同じクラスだから、たしか連絡網の手紙に電話番号があったはず……。
私は立ち上がって、部屋を出た。
「お母さん、連絡網の手紙って、どこにあるっけ?」
すると、お母さんはしばらく考えてから「多分、棚にしまってあるファイルの中にある」と言った。
ファイルかぁ……。
探すの、面倒くさいけど、仕方ないよね。
探そうっと。
4冊あるファイルを適当に漁っていると、3冊目のファイルの一番最後のページにあった。
ユアちゃんの名前を探す。
「あ、あった!」
電話番号は……あれ?
家の電話番号じゃない。
どうしよう、これって多分、お母さんの携帯電話の番号だよね。
かけちゃってもいいかな?
仕事中だったりしたらどうしよう!
迷惑だよね。
でも、外に連絡手段ないし……。
かけちゃおう!
お母さんに聞こえないように、子機を自分の部屋に持って行って電話をかける。
呼び出し中の文字が出たまま、しばらく時間がたつ。
やっぱり、仕事中とかかな。
マナーモードっていう可能性もあるよね。
うわぁ、最悪!
と思っていたら、やっとつながった。
「もしもし」
私はその声を聞いて驚いた。
その声は、ユアちゃんだった。
そうじゃないかもしれないけど、似てる。
「も、もしもし。
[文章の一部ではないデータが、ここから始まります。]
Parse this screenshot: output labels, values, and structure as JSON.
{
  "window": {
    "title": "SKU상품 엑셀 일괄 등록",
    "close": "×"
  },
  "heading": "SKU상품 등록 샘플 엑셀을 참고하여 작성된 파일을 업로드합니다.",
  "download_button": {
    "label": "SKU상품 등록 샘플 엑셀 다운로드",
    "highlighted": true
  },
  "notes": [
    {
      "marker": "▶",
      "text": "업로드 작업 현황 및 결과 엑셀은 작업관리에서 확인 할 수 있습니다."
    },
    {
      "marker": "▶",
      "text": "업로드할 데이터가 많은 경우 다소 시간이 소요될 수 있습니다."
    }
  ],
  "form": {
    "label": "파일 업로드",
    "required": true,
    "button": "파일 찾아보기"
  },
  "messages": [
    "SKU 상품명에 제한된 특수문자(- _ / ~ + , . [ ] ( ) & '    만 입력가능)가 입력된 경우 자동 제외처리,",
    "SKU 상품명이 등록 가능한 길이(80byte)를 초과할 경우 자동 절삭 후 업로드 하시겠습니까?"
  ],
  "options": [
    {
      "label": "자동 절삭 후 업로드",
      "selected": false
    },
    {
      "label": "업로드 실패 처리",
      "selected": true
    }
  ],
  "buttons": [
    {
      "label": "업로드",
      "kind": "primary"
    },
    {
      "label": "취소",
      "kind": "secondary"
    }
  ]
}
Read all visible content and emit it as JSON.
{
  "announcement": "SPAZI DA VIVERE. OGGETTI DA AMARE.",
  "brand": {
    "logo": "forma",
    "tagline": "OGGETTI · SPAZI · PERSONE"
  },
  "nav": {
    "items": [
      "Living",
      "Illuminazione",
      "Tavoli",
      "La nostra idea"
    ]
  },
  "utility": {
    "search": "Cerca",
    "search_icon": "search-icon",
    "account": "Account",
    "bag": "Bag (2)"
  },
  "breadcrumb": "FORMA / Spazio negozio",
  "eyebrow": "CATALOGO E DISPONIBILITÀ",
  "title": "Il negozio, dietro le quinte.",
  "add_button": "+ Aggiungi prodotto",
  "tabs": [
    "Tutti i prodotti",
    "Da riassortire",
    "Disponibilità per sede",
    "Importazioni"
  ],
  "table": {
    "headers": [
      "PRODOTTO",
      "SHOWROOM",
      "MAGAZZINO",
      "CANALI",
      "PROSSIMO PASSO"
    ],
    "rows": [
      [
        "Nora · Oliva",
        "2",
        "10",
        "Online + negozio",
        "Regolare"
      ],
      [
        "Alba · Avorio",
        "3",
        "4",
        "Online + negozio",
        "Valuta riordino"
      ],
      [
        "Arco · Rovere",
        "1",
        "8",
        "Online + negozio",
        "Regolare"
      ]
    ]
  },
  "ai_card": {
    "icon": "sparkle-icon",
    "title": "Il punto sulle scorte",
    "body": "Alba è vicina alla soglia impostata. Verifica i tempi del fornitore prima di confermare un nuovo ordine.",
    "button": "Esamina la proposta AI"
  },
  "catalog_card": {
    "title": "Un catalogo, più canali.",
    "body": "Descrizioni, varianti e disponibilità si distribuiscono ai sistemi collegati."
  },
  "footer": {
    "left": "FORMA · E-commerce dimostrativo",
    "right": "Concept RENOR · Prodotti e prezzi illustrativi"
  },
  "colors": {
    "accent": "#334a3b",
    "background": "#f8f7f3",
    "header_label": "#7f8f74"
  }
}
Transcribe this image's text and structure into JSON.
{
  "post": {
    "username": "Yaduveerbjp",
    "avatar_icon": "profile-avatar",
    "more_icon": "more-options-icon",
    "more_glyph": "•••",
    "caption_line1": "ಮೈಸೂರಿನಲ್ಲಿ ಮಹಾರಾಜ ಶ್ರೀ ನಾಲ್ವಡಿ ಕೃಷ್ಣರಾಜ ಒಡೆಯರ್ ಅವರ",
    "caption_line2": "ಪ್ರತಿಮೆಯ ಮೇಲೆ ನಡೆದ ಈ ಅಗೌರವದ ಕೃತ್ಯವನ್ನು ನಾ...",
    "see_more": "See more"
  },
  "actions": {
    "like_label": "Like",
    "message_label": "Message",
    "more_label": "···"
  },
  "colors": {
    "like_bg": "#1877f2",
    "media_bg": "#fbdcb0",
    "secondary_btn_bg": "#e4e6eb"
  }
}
ユアちゃん、ですか?」
「はい。え、あたし? 誰?」
あ、名前言ってなかった。
「あの、春野愛華です」
すると、ユアちゃんは、気が付いて「ああ、愛華か! どうしたの?」と、明るい声で言ってくれた。
ユアちゃん、偉大すぎます!
「なんで、あたしの携帯電話の番号知ってるの?」
「え?」
あたしの……?
あたしのって、つまり、これは、ユアちゃんの携帯電話の番号だったってこと?
なんで?
あれは連絡網に書かれていた番号なのに。
「私、連絡網に書いてあった番号にかけたんですけど……」
そう言うと、ユアちゃんは「そういうことか~」と言って笑った。
どういうことなんだろう?
「あたしの電話番号だったっけ、あれ。お母さんがやったんだと思う」
そ、そうなんだ。
ちょっと驚きながらも、私は納得する。
でも、普通は家の電話番号を書くんじゃ?
それじゃなかったら、お母さんとかお父さんの携帯電話の番号じゃないの?
でも、まあユアちゃんにつながったんだから、いっか。
私は、さっそくユアちゃんに、梨央ちゃんの事を紅葉と雪乃があんまり好きじゃないという事件のことを、相談することにした。